The Atrial Fibrillation Follow-Up Investigation of Rhythm Management (AFFIRM) study clearly showed that there was little to be gained in regard to morbidity and mortality with the establishment of normal sinus rhythm using antiarrhythmic drugs. The major test of efficacy of therapy in atrial fibrillation is the prevention of stroke.
Many patients are driven to ablation therapy to escape the requirement of long-term anticoagulant therapy with warfarin. Although this is a burden, and is associated to some degree with adverse bleeding, help is on the way.
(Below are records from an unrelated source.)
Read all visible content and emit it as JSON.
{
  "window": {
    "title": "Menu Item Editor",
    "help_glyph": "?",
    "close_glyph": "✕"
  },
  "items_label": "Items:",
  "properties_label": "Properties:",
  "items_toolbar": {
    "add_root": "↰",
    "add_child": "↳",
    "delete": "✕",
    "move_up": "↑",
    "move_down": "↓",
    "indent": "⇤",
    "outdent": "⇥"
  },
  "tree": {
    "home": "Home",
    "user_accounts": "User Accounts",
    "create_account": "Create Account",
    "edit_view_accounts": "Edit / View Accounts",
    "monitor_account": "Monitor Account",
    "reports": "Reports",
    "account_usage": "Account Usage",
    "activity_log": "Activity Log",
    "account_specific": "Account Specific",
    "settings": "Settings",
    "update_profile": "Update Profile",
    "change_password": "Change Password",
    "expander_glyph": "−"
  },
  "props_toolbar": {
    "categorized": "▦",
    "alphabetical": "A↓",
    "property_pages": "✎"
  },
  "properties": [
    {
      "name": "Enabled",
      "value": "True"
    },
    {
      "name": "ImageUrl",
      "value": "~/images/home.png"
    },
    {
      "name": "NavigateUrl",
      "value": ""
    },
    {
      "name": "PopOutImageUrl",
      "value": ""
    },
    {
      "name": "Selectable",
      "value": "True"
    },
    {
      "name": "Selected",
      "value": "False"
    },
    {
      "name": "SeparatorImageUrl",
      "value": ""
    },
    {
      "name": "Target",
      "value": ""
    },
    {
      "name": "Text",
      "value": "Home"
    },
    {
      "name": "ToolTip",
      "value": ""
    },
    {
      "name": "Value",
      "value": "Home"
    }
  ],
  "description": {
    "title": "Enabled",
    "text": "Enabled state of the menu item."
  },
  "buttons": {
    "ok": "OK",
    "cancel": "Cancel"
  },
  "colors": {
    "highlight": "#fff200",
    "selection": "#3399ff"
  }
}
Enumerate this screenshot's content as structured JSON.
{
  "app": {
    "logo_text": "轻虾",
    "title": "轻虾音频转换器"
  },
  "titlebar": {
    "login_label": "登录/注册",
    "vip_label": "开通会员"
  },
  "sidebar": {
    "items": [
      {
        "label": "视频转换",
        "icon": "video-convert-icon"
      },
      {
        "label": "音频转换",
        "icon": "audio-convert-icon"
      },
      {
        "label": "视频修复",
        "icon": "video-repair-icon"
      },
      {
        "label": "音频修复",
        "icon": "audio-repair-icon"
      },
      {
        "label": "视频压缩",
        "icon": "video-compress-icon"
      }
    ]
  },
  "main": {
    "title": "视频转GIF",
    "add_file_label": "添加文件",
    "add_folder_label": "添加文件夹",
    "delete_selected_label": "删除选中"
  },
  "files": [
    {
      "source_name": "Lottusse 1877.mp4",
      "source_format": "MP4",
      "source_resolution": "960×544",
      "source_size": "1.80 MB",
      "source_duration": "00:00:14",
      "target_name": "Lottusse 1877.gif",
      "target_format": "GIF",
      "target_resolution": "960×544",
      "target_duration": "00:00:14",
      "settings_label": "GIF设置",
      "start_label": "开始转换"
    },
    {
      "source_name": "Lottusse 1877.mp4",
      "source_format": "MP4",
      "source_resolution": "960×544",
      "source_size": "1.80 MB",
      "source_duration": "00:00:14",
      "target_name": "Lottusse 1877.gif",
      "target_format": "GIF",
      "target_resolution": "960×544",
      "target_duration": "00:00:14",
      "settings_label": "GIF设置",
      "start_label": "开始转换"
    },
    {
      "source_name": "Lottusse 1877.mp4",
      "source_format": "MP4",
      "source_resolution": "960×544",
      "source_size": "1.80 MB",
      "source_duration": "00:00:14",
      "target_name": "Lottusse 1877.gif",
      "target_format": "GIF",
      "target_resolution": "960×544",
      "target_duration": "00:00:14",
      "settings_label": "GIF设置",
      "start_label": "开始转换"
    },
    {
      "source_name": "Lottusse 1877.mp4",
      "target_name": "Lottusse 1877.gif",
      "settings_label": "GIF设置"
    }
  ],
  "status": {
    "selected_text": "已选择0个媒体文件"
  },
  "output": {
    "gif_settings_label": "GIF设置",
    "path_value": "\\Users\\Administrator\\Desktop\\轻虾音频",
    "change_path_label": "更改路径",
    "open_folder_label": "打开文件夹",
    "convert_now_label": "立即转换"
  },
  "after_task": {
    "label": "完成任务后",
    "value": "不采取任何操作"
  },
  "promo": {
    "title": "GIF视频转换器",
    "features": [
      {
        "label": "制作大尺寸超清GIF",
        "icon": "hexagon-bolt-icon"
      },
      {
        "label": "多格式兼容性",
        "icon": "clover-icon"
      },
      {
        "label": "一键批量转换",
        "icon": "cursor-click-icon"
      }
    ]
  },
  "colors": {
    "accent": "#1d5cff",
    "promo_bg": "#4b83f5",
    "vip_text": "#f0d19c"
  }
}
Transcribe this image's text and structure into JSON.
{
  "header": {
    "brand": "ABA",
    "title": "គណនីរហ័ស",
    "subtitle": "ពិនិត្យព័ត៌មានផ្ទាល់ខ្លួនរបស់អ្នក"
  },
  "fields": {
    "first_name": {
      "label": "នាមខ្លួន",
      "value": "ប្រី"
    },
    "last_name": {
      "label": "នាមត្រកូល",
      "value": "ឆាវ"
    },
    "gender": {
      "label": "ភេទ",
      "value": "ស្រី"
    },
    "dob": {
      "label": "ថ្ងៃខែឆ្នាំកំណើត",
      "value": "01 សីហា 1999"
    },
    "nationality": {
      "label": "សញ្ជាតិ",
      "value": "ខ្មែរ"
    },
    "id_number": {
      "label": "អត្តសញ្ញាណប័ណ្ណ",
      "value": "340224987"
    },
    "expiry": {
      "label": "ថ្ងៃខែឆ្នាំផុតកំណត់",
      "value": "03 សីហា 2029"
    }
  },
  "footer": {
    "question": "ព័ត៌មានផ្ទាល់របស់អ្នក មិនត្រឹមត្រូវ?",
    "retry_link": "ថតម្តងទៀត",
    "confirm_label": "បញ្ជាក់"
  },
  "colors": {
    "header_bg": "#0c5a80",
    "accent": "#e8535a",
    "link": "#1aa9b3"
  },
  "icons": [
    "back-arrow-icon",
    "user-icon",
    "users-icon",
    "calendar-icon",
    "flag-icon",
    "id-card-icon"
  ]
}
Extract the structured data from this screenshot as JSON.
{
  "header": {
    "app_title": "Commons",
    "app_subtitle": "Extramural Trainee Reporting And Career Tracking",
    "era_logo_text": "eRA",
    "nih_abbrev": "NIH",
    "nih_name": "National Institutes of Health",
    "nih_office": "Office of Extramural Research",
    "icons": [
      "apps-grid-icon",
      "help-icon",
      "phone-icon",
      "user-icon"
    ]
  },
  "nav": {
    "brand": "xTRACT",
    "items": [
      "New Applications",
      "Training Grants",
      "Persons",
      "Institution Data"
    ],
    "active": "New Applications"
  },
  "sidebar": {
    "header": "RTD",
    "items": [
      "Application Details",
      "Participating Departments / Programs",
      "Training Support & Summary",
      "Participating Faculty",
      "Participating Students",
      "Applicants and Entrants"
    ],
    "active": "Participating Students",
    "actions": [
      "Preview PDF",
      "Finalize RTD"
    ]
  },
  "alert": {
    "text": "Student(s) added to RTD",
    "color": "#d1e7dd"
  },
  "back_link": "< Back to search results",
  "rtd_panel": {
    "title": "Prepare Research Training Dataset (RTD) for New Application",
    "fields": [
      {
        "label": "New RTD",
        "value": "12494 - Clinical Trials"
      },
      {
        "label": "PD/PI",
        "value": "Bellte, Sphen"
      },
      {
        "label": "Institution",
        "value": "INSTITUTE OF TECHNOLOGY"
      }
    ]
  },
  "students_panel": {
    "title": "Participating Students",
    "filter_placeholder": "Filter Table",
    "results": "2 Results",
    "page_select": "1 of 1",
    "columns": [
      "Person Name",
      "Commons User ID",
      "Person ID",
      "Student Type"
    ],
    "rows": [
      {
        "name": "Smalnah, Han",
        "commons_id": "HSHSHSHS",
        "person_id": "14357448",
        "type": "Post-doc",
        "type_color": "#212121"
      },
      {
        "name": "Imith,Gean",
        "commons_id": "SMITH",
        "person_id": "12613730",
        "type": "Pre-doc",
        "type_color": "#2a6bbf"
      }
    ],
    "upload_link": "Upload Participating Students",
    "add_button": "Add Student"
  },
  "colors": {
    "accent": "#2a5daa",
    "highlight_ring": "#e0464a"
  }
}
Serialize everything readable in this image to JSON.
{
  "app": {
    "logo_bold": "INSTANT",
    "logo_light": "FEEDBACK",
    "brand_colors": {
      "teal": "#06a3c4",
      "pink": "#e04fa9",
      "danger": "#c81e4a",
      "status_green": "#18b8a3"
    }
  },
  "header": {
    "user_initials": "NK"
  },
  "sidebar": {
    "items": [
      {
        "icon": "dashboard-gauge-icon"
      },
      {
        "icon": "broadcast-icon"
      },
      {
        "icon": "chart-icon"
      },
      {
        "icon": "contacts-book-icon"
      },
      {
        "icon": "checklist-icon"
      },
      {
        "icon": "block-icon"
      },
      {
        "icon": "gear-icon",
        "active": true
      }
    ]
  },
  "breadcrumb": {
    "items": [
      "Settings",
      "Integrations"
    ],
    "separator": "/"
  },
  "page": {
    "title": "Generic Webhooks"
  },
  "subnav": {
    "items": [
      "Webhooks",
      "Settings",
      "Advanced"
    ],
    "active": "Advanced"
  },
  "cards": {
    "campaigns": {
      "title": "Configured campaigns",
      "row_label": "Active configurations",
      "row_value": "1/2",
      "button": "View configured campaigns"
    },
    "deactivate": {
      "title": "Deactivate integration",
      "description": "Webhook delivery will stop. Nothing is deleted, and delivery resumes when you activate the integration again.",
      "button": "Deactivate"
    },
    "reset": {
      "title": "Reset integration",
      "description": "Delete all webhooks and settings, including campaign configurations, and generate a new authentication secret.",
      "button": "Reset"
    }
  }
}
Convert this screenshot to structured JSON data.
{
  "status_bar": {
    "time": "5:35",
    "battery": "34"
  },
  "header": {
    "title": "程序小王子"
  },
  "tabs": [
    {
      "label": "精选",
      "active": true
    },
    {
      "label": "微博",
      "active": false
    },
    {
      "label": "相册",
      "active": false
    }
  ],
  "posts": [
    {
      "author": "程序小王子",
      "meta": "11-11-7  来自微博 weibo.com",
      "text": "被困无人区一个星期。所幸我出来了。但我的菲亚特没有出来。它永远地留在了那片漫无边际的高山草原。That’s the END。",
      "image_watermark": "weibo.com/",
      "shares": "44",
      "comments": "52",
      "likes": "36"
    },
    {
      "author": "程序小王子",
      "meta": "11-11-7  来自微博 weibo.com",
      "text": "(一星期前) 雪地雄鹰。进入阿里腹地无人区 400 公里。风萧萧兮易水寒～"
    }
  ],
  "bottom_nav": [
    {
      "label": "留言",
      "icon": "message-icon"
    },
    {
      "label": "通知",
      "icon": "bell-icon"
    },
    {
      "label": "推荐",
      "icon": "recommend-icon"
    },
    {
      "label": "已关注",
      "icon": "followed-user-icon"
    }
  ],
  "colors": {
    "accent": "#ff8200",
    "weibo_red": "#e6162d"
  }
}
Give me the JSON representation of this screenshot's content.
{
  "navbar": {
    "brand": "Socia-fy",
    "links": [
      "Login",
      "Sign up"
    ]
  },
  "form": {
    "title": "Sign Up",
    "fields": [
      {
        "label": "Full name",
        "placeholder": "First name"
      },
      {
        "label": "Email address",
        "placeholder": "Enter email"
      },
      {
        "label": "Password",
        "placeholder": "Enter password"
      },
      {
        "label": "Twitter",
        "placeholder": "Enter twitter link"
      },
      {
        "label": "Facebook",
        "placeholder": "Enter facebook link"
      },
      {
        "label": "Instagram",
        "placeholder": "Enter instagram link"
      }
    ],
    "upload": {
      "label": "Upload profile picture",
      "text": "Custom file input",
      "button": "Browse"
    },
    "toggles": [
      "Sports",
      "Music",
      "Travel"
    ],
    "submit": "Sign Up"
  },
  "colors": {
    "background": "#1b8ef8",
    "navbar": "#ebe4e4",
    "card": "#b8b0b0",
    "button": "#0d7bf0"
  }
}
It is likely that in the next few years that advances in pharmacogenetics of warfarin therapy will provide better insight into which patients will benefit from this treatment. In addition, there is likelihood that oral direct thrombin and factor Xa inhibitors will become available and should make anticoagulant therapy more manageable and safer. It also is important to emphasize that ablation therapy may not exclude the left atrium as a source of cerebral embolism.
It is reasonable to continue research in the ablation in patients who are truly symptomatic as a result of chronic atrial fibrillation. However, we should be cautious in offering ablation therapy as an alternative to warfarin anticoagulation at this time.
We are long way from presuming that this form of therapy will give long-term prevention of atrial fibrillation, and even if it does, the risks of stroke may well persist as a result of the of the scarring of the left atrium that occurs with the therapy.